Almost all the articles (13 of 14) presented relevant outcome measures of which pain relief and less dolor as an inflammation symptom differed from patient to patient because of its subjective character, but only two of the studies had applied a blinded assessment to them. Thirteen articles reported side effects. Although side effects were often considered to be moderate or mild in the studies evaluated here, a small number of participants discontinued application of DMSO because of adverse reactions.
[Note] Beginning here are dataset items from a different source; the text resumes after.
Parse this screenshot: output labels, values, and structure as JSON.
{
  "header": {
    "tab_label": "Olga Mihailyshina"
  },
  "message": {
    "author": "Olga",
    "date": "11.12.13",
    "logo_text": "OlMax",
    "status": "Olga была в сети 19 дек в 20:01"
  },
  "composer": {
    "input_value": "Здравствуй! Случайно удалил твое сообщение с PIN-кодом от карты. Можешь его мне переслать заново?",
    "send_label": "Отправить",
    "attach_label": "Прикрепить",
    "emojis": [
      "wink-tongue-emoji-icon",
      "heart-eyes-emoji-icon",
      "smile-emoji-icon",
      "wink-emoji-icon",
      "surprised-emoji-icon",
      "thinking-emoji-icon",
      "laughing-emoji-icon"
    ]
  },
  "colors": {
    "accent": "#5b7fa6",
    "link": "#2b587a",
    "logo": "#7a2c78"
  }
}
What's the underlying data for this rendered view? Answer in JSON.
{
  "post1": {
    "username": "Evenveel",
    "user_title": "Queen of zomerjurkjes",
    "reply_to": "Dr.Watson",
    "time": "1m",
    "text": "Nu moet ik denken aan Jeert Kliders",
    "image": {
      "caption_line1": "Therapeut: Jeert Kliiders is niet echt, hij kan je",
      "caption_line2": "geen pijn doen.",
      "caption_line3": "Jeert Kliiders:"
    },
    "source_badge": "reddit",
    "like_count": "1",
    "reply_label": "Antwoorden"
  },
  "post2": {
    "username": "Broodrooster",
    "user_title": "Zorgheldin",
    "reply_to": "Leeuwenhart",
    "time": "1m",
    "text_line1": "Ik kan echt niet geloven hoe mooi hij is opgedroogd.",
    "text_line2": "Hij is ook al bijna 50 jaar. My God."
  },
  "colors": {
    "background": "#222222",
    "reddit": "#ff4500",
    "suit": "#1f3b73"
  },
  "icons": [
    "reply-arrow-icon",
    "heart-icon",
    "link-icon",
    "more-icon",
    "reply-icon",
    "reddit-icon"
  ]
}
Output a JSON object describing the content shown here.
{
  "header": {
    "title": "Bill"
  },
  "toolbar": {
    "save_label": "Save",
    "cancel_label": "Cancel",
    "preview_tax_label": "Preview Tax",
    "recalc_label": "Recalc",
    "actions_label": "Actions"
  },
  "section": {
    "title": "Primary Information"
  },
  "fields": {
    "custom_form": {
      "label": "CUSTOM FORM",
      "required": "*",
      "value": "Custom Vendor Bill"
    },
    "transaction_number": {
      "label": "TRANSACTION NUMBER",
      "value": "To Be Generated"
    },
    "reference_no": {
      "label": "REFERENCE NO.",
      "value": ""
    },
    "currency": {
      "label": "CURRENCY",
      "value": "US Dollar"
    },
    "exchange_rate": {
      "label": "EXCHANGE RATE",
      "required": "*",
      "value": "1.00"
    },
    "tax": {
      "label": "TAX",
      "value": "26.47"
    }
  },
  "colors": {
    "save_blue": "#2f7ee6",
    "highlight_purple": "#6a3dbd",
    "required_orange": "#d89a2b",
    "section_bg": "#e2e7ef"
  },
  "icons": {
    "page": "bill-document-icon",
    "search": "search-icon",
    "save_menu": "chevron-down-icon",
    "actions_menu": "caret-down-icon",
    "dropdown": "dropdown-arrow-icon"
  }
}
This review did not include an assessment of the quality of the outcome measures as the outcome measures included in the authors’ criteria list for methodological assessment of these studies could not be ranked in a priority list. The authors’ list included the most important ones based on literature findings; most of these measures probably have been designed on the basis of face validity. The studies reviewed were given one point for each outcome measure reported. Only five articles mentioned the presence of an informed consent procedure and approval by a medical ethics committee. One article mentioned the presence of an informed consent procedure only.

The interpretation of the efficacy of DMSO depends partly on information on the use of co-interventions and the participants’ adherence to the treatment regimen. As mentioned above, six articles described the use or absence of co-interventions; the others presented little information about the use of co-interventions. Seven articles described dropout rates.

Although the studies were based on small samples and often lacked reference groups, the authors concluded that it seems safe to use DMSO on the human skin, either by rubbing or by spraying. The indication is to use DMSO in concentrations less than 50 percent because of the increasing risk of side effects at concentrations exceeding 50 percent. At concentrations below 50 percent, DMSO has favorable effects on inflammation and wound healing, as well as an analgesic effect, which is of course also an important aspect for the patient.